MIDNIGHT ON CHRISTMAS EVE
INT. THE FIREPLACE AT THE ORGERON HOUSEHOLD
We pan around the living room of the Orgeron house. It is dark and silent. Not a creature is stirring. All of a sudden, rustling comes from the chimney. A large man plops onto the firewood, and crawls out carrying a sack over his shoulder. It’s Santa Claus! He gets up, dusts himself off and approaches the nearby Christmas tree. He looks down into his sack and pulls out a wrapped present. It is 35 pounds, 26.5 inches tall and oblong-shaped. The person it is for has been good this year, and Santa knows he will enjoy this present more than anyone else.
SANTA: It’s been a long time comin’ for this one.
Santa bends over to place it under the tree, when all of a sudden…
A metal object slams against Santa in the back, who crumbles to the ground in pain.
SANTA: Son of a Blitzen! What are you do-
Santa is hit again, this time in the stomach.
SANTA: Please, please stop!
Santa turns to see a man wearing LSU pajamas standing over him holding a metal baseball bat.
ED ORGERON: WHATTAYOU DOIN’ HERE? YOU A SOONAH SPY OR SOMETHIN’?
SANTA: Sooner Spy?? It’s me, Santa Claus! I’m here to bring you presents! What are you doing awake at this hour?
ORGERON: I’m tryin’ to win a College Footbaw Playoff. I don’ sleep no more!
Santa brings himself to his feet and begins to smile.
SANTA: Oh trust me Ed, I know how much you want that Playoff Trophy. Lucky for you, you’ve been a good boy this year. You’ve brought joy to a lot of people in Louisiana these last few months.
Orgeron begins to smile and tries to choke it back.
ORGERON: I mean yeah, but I’m jus tryin’ to do my job yaknow?
SANTA: I know, but this has been a special year for a lot of people.
Santa reaches down and picks the present up off the ground.
SANTA: I know you’re all supposed to wait until the morning, but I’ll make an exception this time. Here you go.
Santa gives the present to Orgeron. He looks back at Santa curiously, who nods, telling him to go ahead and open it. Orgeron tears the wrapping off. His jaw drops when he sees what’s inside ― the College Football Playoff Trophy.
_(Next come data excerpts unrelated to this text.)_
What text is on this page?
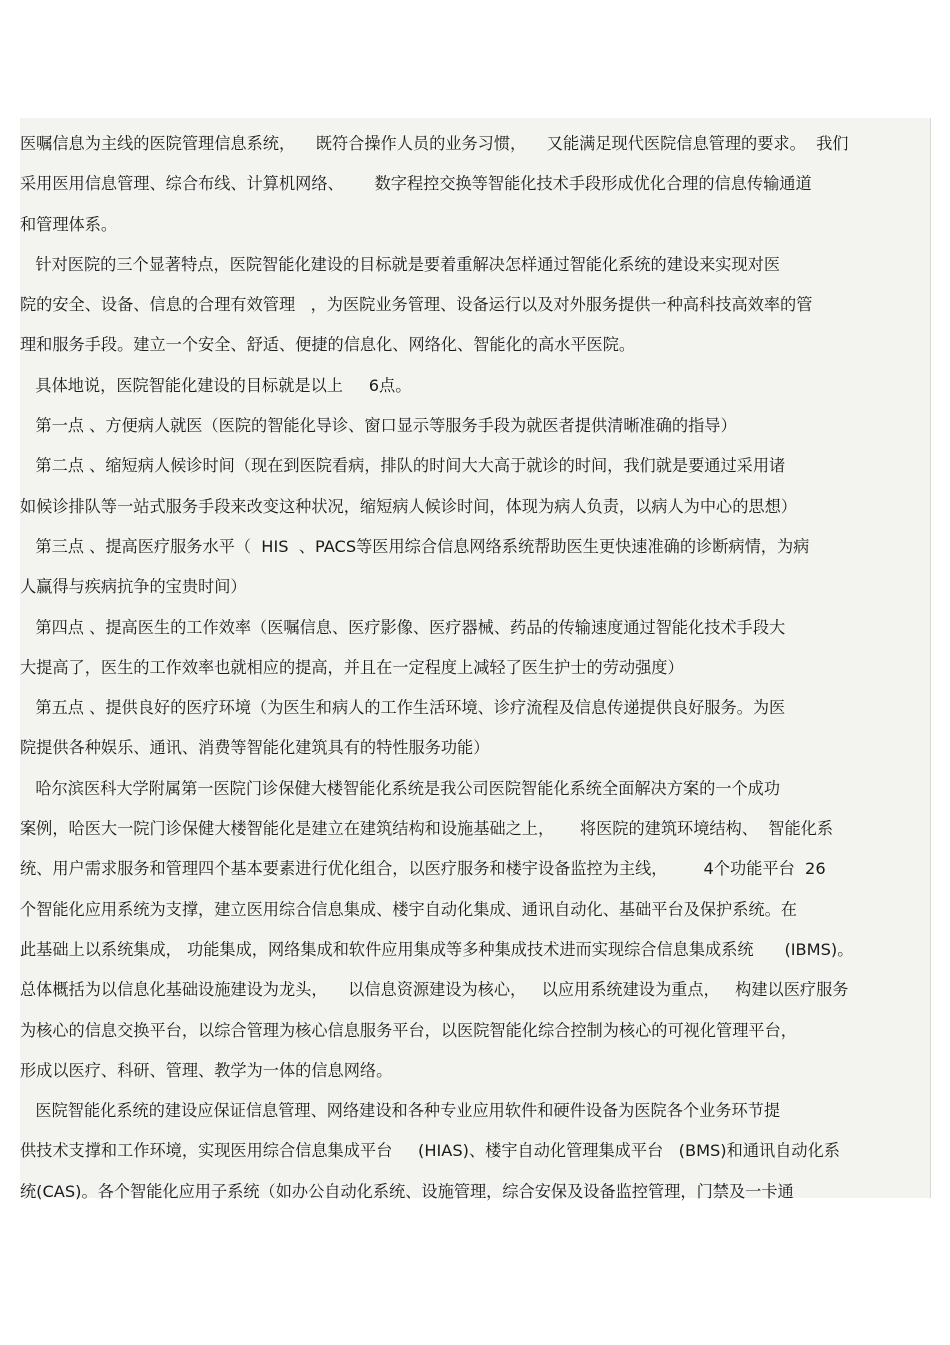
医嘱信息为主线的医院管理信息系统，    既符合操作人员的业务习惯，    又能满足现代医院信息管理的要求。  我们
采用医用信息管理、综合布线、计算机网络、      数字程控交换等智能化技术手段形成优化合理的信息传输通道
和管理体系。
针对医院的三个显著特点，医院智能化建设的目标就是要着重解决怎样通过智能化系统的建设来实现对医
院的安全、设备、信息的合理有效管理   ，为医院业务管理、设备运行以及对外服务提供一种高科技高效率的管
理和服务手段。建立一个安全、舒适、便捷的信息化、网络化、智能化的高水平医院。
具体地说，医院智能化建设的目标就是以上     6点。
第一点 、方便病人就医（医院的智能化导诊、窗口显示等服务手段为就医者提供清晰准确的指导）
第二点 、缩短病人候诊时间（现在到医院看病，排队的时间大大高于就诊的时间，我们就是要通过采用诸
如候诊排队等一站式服务手段来改变这种状况，缩短病人候诊时间，体现为病人负责，以病人为中心的思想）
第三点 、提高医疗服务水平（  HIS  、PACS等医用综合信息网络系统帮助医生更快速准确的诊断病情，为病
人赢得与疾病抗争的宝贵时间）
第四点 、提高医生的工作效率（医嘱信息、医疗影像、医疗器械、药品的传输速度通过智能化技术手段大
大提高了，医生的工作效率也就相应的提高，并且在一定程度上减轻了医生护士的劳动强度）
第五点 、提供良好的医疗环境（为医生和病人的工作生活环境、诊疗流程及信息传递提供良好服务。为医
院提供各种娱乐、通讯、消费等智能化建筑具有的特性服务功能）
哈尔滨医科大学附属第一医院门诊保健大楼智能化系统是我公司医院智能化系统全面解决方案的一个成功
案例，哈医大一院门诊保健大楼智能化是建立在建筑结构和设施基础之上，     将医院的建筑环境结构、  智能化系
统、用户需求服务和管理四个基本要素进行优化组合，以医疗服务和楼宇设备监控为主线，       4个功能平台  26
个智能化应用系统为支撑，建立医用综合信息集成、楼宇自动化集成、通讯自动化、基础平台及保护系统。在
此基础上以系统集成， 功能集成，网络集成和软件应用集成等多种集成技术进而实现综合信息集成系统      (IBMS)。
总体概括为以信息化基础设施建设为龙头，    以信息资源建设为核心，   以应用系统建设为重点，   构建以医疗服务
为核心的信息交换平台，以综合管理为核心信息服务平台，以医院智能化综合控制为核心的可视化管理平台，
形成以医疗、科研、管理、教学为一体的信息网络。
医院智能化系统的建设应保证信息管理、网络建设和各种专业应用软件和硬件设备为医院各个业务环节提
供技术支撑和工作环境，实现医用综合信息集成平台     (HIAS)、楼宇自动化管理集成平台   (BMS)和通讯自动化系
统(CAS)。各个智能化应用子系统（如办公自动化系统、设施管理，综合安保及设备监控管理，门禁及一卡通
ORGERON: It’s… the… Coll- College Footb- Co-co-co…
SANTA: Yes young lad, that is the College Football Playoff Trophy. You’ve earned it.
Orgeron, on the edge of tears, hugs the trophy. He then looks up at Santa and hugs him. The image of Ed Orgeron hugging Santa Claus is an iconic, triumphant image. Like the moment where Kevin McAllister is reunited with his mom but somehow a hundred times more moving and heartwarming.
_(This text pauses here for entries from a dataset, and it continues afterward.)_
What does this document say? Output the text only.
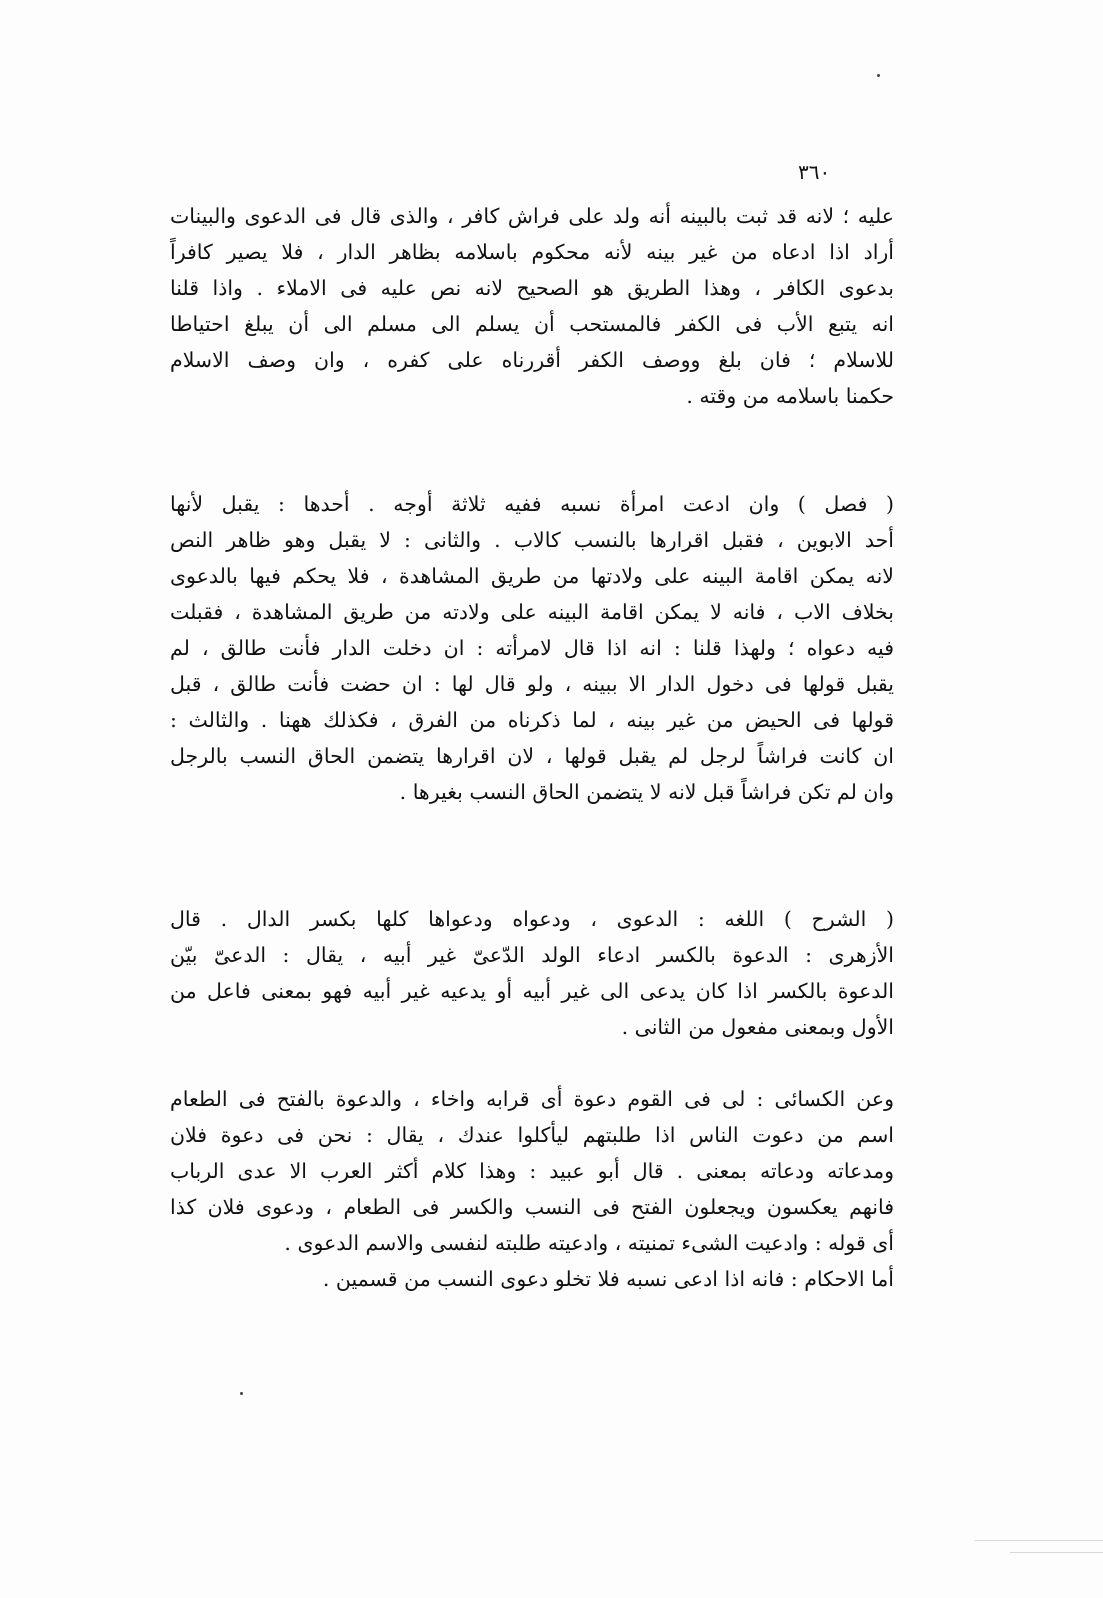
٣٦٠
عليه ؛ لانه قد ثبت بالبينه أنه ولد على فراش كافر ، والذى قال فى الدعوى والبينات
أراد اذا ادعاه من غير بينه لأنه محكوم باسلامه بظاهر الدار ، فلا يصير كافراً
بدعوى الكافر ، وهذا الطريق هو الصحيح لانه نص عليه فى الاملاء . واذا قلنا
انه يتبع الأب فى الكفر فالمستحب أن يسلم الى مسلم الى أن يبلغ احتياطا
للاسلام ؛ فان بلغ ووصف الكفر أقررناه على كفره ، وان وصف الاسلام
حكمنا باسلامه من وقته .
( فصل ) وان ادعت امرأة نسبه ففيه ثلاثة أوجه . أحدها : يقبل لأنها
أحد الابوين ، فقبل اقرارها بالنسب كالاب . والثانى : لا يقبل وهو ظاهر النص
لانه يمكن اقامة البينه على ولادتها من طريق المشاهدة ، فلا يحكم فيها بالدعوى
بخلاف الاب ، فانه لا يمكن اقامة البينه على ولادته من طريق المشاهدة ، فقبلت
فيه دعواه ؛ ولهذا قلنا : انه اذا قال لامرأته : ان دخلت الدار فأنت طالق ، لم
يقبل قولها فى دخول الدار الا ببينه ، ولو قال لها : ان حضت فأنت طالق ، قبل
قولها فى الحيض من غير بينه ، لما ذكرناه من الفرق ، فكذلك ههنا . والثالث :
ان كانت فراشاً لرجل لم يقبل قولها ، لان اقرارها يتضمن الحاق النسب بالرجل
وان لم تكن فراشاً قبل لانه لا يتضمن الحاق النسب بغيرها .
( الشرح ) اللغه : الدعوى ، ودعواه ودعواها كلها بكسر الدال . قال
الأزهرى : الدعوة بالكسر ادعاء الولد الدّعىّ غير أبيه ، يقال : الدعىّ بيّن
الدعوة بالكسر اذا كان يدعى الى غير أبيه أو يدعيه غير أبيه فهو بمعنى فاعل من
الأول وبمعنى مفعول من الثانى .
وعن الكسائى : لى فى القوم دعوة أى قرابه واخاء ، والدعوة بالفتح فى الطعام
اسم من دعوت الناس اذا طلبتهم ليأكلوا عندك ، يقال : نحن فى دعوة فلان
ومدعاته ودعاته بمعنى . قال أبو عبيد : وهذا كلام أكثر العرب الا عدى الرباب
فانهم يعكسون ويجعلون الفتح فى النسب والكسر فى الطعام ، ودعوى فلان كذا
أى قوله : وادعيت الشىء تمنيته ، وادعيته طلبته لنفسى والاسم الدعوى .
أما الاحكام : فانه اذا ادعى نسبه فلا تخلو دعوى النسب من قسمين .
SANTA: Take good care of that now. Don’t let the success get to your head. Be a good boy again this year and maybe you’ll get another one next Christmas. Now if you’ll excuse me, I have to go. My reindeer might be getting restless without me. There’s no way I could do this all by myself!
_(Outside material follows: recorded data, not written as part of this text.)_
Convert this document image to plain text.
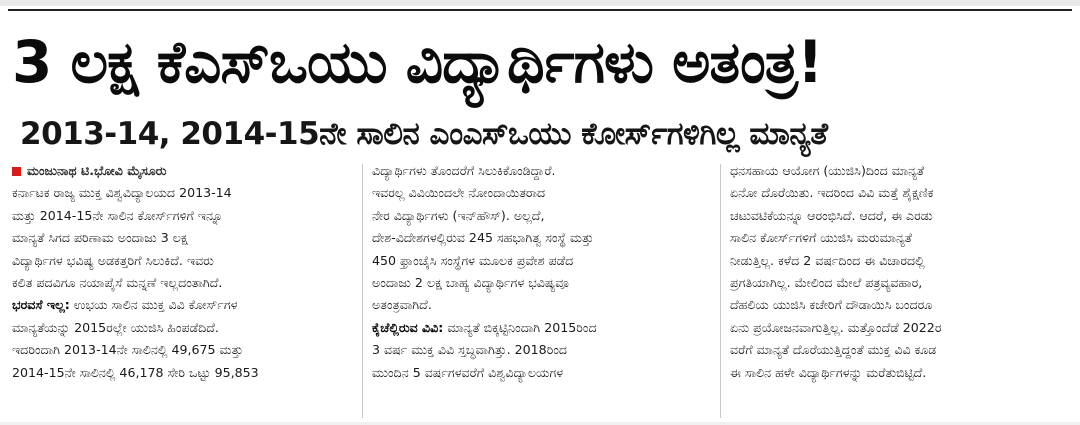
3 ಲಕ್ಷ ಕೆಎಸ್‌ಒಯು ವಿದ್ಯಾರ್ಥಿಗಳು ಅತಂತ್ರ!
2013-14, 2014-15ನೇ ಸಾಲಿನ ಎಂಎಸ್‌ಒಯು ಕೋರ್ಸ್‌ಗಳಿಗಿಲ್ಲ ಮಾನ್ಯತೆ
ಮಂಜುನಾಥ ಟಿ.ಭೋವಿ ಮೈಸೂರು
ಕರ್ನಾಟಕ ರಾಜ್ಯ ಮುಕ್ತ ವಿಶ್ವವಿದ್ಯಾಲಯದ 2013-14
ಮತ್ತು 2014-15ನೇ ಸಾಲಿನ ಕೋರ್ಸ್‌ಗಳಿಗೆ ಇನ್ನೂ
ಮಾನ್ಯತೆ ಸಿಗದ ಪರಿಣಾಮ ಅಂದಾಜು 3 ಲಕ್ಷ
ವಿದ್ಯಾರ್ಥಿಗಳ ಭವಿಷ್ಯ ಅಡಕತ್ತರಿಗೆ ಸಿಲುಕಿದೆ. ಇವರು
ಕಲಿತ ಪದವಿಗೂ ನಯಾಪೈಸೆ ಮನ್ನಣೆ ಇಲ್ಲದಂತಾಗಿದೆ.
ಭರವಸೆ ಇಲ್ಲ: ಉಭಯ ಸಾಲಿನ ಮುಕ್ತ ವಿವಿ ಕೋರ್ಸ್‌ಗಳ
ಮಾನ್ಯತೆಯನ್ನು 2015ರಲ್ಲೇ ಯುಜಿಸಿ ಹಿಂಪಡೆದಿದೆ.
ಇದರಿಂದಾಗಿ 2013-14ನೇ ಸಾಲಿನಲ್ಲಿ 49,675 ಮತ್ತು
2014-15ನೇ ಸಾಲಿನಲ್ಲಿ 46,178 ಸೇರಿ ಒಟ್ಟು 95,853
ವಿದ್ಯಾರ್ಥಿಗಳು ತೊಂದರೆಗೆ ಸಿಲುಕಿಕೊಂಡಿದ್ದಾರೆ.
ಇವರಲ್ಲ ವಿವಿಯಿಂದಲೇ ನೋಂದಾಯಿತರಾದ
ನೇರ ವಿದ್ಯಾರ್ಥಿಗಳು (ಇನ್‌ಹೌಸ್). ಅಲ್ಲದೆ,
ದೇಶ-ವಿದೇಶಗಳಲ್ಲಿರುವ 245 ಸಹಭಾಗಿತ್ವ ಸಂಸ್ಥೆ ಮತ್ತು
450 ಫ್ರಾಂಚೈಸಿ ಸಂಸ್ಥೆಗಳ ಮೂಲಕ ಪ್ರವೇಶ ಪಡೆದ
ಅಂದಾಜು 2 ಲಕ್ಷ ಬಾಹ್ಯ ವಿದ್ಯಾರ್ಥಿಗಳ ಭವಿಷ್ಯವೂ
ಅತಂತ್ರವಾಗಿದೆ.
ಕೈಚೆಲ್ಲಿರುವ ವಿವಿ: ಮಾನ್ಯತೆ ಬಿಕ್ಕಟ್ಟಿನಿಂದಾಗಿ 2015ರಿಂದ
3 ವರ್ಷ ಮುಕ್ತ ವಿವಿ ಸ್ತಬ್ಧವಾಗಿತ್ತು. 2018ರಿಂದ
ಮುಂದಿನ 5 ವರ್ಷಗಳವರೆಗೆ ವಿಶ್ವವಿದ್ಯಾಲಯಗಳ
ಧನಸಹಾಯ ಆಯೋಗ (ಯುಜಿಸಿ)ದಿಂದ ಮಾನ್ಯತೆ
ಏನೋ ದೊರೆಯಿತು. ಇದರಿಂದ ವಿವಿ ಮತ್ತೆ ಶೈಕ್ಷಣಿಕ
ಚಟುವಟಿಕೆಯನ್ನೂ ಆರಂಭಿಸಿದೆ. ಆದರೆ, ಈ ಎರಡು
ಸಾಲಿನ ಕೋರ್ಸ್‌ಗಳಿಗೆ ಯುಜಿಸಿ ಮರುಮಾನ್ಯತೆ
ನೀಡುತ್ತಿಲ್ಲ. ಕಳೆದ 2 ವರ್ಷದಿಂದ ಈ ವಿಚಾರದಲ್ಲಿ
ಪ್ರಗತಿಯಾಗಿಲ್ಲ. ಮೇಲಿಂದ ಮೇಲೆ ಪತ್ರವ್ಯವಹಾರ,
ದೆಹಲಿಯ ಯುಜಿಸಿ ಕಚೇರಿಗೆ ದೌಡಾಯಿಸಿ ಬಂದರೂ
ಏನು ಪ್ರಯೋಜನವಾಗುತ್ತಿಲ್ಲ. ಮತ್ತೊಂದೆಡೆ 2022ರ
ವರೆಗೆ ಮಾನ್ಯತೆ ದೊರೆಯುತ್ತಿದ್ದಂತೆ ಮುಕ್ತ ವಿವಿ ಕೂಡ
ಈ ಸಾಲಿನ ಹಳೇ ವಿದ್ಯಾರ್ಥಿಗಳನ್ನು ಮರೆತುಬಿಟ್ಟಿದೆ.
Orgeron’s beaming smile begins to fade and he looks up from the trophy. He thinks about how he needed the entire LSU football team to get to this point, and how he alone is not responsible for this trophy.
ORGERON: Wait! Santa, wait!
Santa stops just as he was about to climb up the chimney. He turns and looks back at Orgeron with curiosity.
ORGERON: I’m sorry but… I can’ accept this trophy. You gotta take it back.
SANTA: What do you mean, Ed? Isn’t this what you want more than anything in the world?
ORGERON: It is, but not like this. I wanna win it with my team. I wanna get this trophy with the guys who got me there. They deserve it just’s much as I do.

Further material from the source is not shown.